En nuestra desesperación, Lucrecia y yo no nos dimos cuenta de que el propio Papa había tomado nota de la mayoría de nuestras peticiones y había corrido para transmitírselas a los sirvientes. Uno o dos de los guardias papales intentaron marcharse para seguir nuestras órdenes, pero les eché una mirada que no admitía réplicas.
– ¡Quedaos aquí! No podemos quedarnos sin vuestra protección. La vida de este hombre está en juego, y tiene enemigos dentro de su propia casa.
Lucrecia no me contradijo. Cuando su jadeante padre regresó, le dijo:
– Necesito un contingente de por lo menos dieciséis guardias armados en la entrada de estas habitaciones a todas horas.
– ¿No creerás…? -comenzó su padre.
Ella lo miró con frialdad, su expresión mostraba que sin duda sí creía.
– ¡Los quiero!
– Muy bien -aceptó Alejandro, con voz apagada; quizá por el sentimiento de culpabilidad al ver el dolor que había permitido que César causara a Lucrecia. Por primera vez, el Papa demostró públicamente lo cobarde que era: su inconstancia no era tanto el resultado de las intrigas políticas como la consecuencia de que sus consejeros y sus hijos tiraran de él.

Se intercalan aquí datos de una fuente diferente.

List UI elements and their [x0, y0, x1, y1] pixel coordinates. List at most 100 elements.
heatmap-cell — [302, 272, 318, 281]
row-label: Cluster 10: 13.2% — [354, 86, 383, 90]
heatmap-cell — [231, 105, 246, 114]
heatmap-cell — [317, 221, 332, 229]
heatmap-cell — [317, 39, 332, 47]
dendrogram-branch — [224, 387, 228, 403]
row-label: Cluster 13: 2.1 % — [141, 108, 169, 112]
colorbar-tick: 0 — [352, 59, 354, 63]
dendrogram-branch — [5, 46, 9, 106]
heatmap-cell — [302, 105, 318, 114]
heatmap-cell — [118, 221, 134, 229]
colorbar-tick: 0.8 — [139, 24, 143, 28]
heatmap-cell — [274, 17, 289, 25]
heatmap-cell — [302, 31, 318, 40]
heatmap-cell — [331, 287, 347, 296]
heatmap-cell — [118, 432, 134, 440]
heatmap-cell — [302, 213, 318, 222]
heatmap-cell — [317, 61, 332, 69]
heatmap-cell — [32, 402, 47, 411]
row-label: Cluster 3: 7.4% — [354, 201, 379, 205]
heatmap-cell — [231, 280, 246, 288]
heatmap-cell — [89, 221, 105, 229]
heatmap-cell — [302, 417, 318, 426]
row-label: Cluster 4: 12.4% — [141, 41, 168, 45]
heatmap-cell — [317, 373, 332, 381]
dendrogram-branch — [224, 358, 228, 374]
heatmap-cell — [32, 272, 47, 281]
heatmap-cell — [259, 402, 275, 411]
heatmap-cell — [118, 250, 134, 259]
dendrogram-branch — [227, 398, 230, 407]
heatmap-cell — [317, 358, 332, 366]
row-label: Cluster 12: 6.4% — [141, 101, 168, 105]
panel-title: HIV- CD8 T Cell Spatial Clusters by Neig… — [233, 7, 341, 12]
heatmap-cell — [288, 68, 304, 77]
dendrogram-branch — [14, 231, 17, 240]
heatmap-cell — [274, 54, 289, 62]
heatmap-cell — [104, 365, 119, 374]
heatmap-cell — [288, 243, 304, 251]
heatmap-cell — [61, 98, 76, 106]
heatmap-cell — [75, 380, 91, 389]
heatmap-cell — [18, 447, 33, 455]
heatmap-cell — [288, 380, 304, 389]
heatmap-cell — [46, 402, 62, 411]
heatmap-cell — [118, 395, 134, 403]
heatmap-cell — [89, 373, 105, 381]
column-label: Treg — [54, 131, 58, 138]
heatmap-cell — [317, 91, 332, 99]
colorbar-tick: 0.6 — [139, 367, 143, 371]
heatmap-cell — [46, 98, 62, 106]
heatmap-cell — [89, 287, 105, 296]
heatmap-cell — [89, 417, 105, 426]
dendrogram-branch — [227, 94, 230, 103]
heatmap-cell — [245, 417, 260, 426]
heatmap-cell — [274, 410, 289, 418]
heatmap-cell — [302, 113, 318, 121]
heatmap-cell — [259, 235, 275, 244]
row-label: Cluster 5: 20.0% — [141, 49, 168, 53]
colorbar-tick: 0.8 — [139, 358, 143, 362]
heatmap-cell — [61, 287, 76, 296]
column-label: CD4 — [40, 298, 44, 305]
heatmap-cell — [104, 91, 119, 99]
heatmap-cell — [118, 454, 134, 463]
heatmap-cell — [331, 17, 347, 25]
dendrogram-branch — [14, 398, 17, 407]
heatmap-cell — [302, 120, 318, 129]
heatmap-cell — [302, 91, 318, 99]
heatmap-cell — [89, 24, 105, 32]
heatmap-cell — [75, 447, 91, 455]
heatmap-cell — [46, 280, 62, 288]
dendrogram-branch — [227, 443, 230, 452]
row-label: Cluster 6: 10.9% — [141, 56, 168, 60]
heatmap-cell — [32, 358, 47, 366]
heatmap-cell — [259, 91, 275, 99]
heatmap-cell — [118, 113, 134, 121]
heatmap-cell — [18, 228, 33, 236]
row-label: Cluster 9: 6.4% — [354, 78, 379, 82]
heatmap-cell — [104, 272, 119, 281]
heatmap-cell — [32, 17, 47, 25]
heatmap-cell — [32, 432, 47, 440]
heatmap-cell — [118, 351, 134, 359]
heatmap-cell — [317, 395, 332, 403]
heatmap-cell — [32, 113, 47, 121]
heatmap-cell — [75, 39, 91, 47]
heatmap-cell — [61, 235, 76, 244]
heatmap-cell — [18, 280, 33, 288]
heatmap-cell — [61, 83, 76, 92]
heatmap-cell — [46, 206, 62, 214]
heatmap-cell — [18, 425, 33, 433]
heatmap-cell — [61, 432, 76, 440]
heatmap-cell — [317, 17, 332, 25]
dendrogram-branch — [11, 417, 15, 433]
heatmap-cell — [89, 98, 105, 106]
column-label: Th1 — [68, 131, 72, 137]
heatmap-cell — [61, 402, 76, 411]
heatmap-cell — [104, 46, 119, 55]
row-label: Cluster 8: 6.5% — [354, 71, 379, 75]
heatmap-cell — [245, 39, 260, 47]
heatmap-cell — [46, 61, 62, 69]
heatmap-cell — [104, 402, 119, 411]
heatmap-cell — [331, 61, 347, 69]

Muy pronto nos vimos rodeadas en nuestro santuario por los embajadores de Nápoles y España, el médico del Papa y el cirujano, los sirvientes de Alfonso y los míos, junto con un pelotón de guardias armados. Insistí en que trajesen un colchón; no me alejaría de Alfonso ni un instante, ni tampoco Lucrecia. También pedí un puchero para la chimenea. Conociendo la existencia de la canterella, tenía la intención de preparar todas las comidas de mi hermano con mis propias manos.
Varias horas más tarde, Alfonso volvió en sí el tiempo suficiente para decir los nombres de los hombres que le habían acompañado cuando se produjo el ataque; su escudero, Miguelito, y un caballero, Tomaso Albanese.
Lucrecia llamó a los dos hombres de inmediato.
Albanese todavía estaba siendo atendido por el cirujano y no se podía mover, pero Miguelito, el escudero, acudió casi al instante.
El escudero preferido de Alfonso todavía era un mozo, pero era alto y musculoso. Tenía el hombro vendado y el brazo derecho en cabestrillo. Se disculpó por no haber acudido antes a interesarse por su amo, pero la palidez y la debilidad dejaron claro que sus propias heridas eran graves. En realidad, se tambaleaba tanto que insistimos en que se sentara; se apoyó en el respaldo de la silla con un suspiro de agradecimiento y descansó la cabeza contra la pared.
Lucrecia mandó que le sirviesen una copa de vino; él la bebió a sorbos mientras nos hacía el relato que ella y yo insistimos en escuchar.